Alma Frost, teacher at a Boston University, is far from home in a car with three of her students (actually the movie was shot in Florida, so they're a long way from home). When the car breaks down in the middle of a storm, they find shelter in a house, which turns out to be the home of Miss Leslie. Now from the outset it's clear that 'Miss' Leslie is probably a Mister with a wig and dress - having 'her' voice dubbed by a woman just makes things more confusing. Turns out that Miss Leslie has a basement full of dolls that have been created from live people - an old plot device borrowed from 1933's Mystery of the Wax Museum and even Carry on Screaming (1966). The householder's wild look recalls that most famous cinematic cross dresser, Norman Bates, and indeed Miss Leslie has the preserved skull of her mother to talk to, conversations which reveal that her real aim in ensnaring the young people is to kill and be reborn through one of them, discarding her old body and choosing a considerably newer version. But Miss Leslie is a bit of a rubbish necromancer, and before you know it there are bodies everywhere, and our psychopath sets her sights on Miss Frost, the formerly buttoned up teacher whose sapphic urges have been released after her coffee is spiked.

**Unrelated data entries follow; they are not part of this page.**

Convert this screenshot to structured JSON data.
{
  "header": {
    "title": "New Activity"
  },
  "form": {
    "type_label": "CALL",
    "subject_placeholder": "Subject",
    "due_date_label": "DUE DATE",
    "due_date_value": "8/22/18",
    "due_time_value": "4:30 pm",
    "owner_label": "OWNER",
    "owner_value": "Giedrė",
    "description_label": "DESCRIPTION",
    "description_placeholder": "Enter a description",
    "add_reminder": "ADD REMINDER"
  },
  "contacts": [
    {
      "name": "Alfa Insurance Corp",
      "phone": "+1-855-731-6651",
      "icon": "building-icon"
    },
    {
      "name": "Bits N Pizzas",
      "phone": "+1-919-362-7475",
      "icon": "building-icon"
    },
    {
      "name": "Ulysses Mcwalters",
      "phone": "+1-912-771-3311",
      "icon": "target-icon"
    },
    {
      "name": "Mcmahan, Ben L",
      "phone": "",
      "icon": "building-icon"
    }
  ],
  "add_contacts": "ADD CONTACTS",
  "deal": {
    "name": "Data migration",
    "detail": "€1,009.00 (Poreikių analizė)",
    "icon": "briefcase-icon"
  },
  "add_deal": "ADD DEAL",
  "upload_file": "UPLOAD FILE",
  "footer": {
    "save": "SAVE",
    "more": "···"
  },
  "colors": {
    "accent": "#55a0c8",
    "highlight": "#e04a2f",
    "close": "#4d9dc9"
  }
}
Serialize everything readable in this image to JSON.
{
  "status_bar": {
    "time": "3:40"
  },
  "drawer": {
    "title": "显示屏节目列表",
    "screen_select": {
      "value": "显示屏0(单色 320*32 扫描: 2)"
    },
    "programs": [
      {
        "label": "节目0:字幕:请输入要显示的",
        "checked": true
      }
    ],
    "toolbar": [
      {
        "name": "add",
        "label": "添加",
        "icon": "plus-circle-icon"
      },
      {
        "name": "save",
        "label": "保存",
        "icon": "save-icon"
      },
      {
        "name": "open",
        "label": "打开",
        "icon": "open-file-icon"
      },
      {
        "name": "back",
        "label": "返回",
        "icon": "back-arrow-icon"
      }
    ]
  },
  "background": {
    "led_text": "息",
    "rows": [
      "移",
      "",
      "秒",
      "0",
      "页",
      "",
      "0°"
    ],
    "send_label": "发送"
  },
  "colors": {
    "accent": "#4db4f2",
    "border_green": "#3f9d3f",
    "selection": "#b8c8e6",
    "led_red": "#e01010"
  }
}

Depending on your appetite for grindhouse schlock, this is either a really tiresome picture or a big curio. I am of course in the latter camp, and MLD is a blast, despite its initially rather torpid pace. Lighter on softcore content than I was expecting, it gets by on its sheer chicken orientalness. Central to this is the Cuban writer and actor Salvador Ugarte as Miss Leslie, as demented a performance as you are ever likely to see. Ugarte's only screen role, I'm guessing he was borderline unemployable after this one. With his strange monologues and totally committed performance you can't take your eyes off him. None of the rest of the 'actors' command anything like this level of interest - there's a lot of standing around - but with Ugarte in nearly every scene, who cares?
Network's release is based on original film elements and is probably better than it ever looked on the big screen. Disc extras are scant (a photo gallery) but there's an accompanying booklet on the film by Dr Laura Mayne. It'll be released, to the delight of degenerate grindhouse fans everywhere, on Blu Ray/DVD from 3 September 2018, and digitally from 1 October 2018.